Elwood collaborated with Albert Band on Footsteps in the Night (1957), directed by Jean Yarbrough. The set-up here is ingenious, as gambling addict Douglas Dick discovers the corpse of his friendly penny-pinching neighbor (Robert Shayne) in the living room during the time he went to the kitchen for a drink. Talk about open and shut, but Doyle invents a theory that could have come out of some twisty novelist’s mind and goes about proving it.
Doyle declares that one must be a judge of character, and he just has a feeling that our excitable hero with mental issues (the third in the series!) didn’t strangle the victim with electrical cable. Eleanore Tannin is the worried girlfriend, and James Flavin is the glad-handing, big-talking out-of-towner who’s key to the murder. This one climaxes in a big ill-advised shoot-out in which, miraculously, nobody gets killed.

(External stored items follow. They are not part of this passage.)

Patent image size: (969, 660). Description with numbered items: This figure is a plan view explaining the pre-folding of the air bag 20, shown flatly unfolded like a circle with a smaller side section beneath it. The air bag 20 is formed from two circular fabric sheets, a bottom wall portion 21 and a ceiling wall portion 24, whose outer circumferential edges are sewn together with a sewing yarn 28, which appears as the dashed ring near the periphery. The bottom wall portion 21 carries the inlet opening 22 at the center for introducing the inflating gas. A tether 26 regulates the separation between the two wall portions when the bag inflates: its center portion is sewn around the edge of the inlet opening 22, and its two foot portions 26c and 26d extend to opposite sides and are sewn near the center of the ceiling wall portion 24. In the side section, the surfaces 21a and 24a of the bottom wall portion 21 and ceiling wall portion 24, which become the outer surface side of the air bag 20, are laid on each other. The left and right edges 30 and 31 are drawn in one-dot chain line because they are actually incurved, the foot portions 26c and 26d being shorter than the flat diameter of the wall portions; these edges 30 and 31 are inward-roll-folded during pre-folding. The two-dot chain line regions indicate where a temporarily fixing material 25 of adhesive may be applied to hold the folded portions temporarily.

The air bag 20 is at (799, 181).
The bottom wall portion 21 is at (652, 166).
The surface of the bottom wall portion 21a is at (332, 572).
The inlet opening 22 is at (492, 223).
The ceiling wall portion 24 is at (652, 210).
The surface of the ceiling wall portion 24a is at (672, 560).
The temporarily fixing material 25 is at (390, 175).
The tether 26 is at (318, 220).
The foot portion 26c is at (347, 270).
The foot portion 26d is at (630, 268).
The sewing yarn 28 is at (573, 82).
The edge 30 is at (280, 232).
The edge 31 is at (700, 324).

So some stories are whodunits and some aren’t, and some are more plausible than others. All are presented and enacted with professionalism and the inevitable sense of 1950s Los Angeles that comes in low-rent crime films of that time and place, and all are at least highly watchable examples of B-pictures that run just over an hour. They make you think Elliott might just as well have starred in a Dragnet-type TV show, and he’d have been exactly the homicide cop you’d want when you get yourself arrested, you poor dumb sap.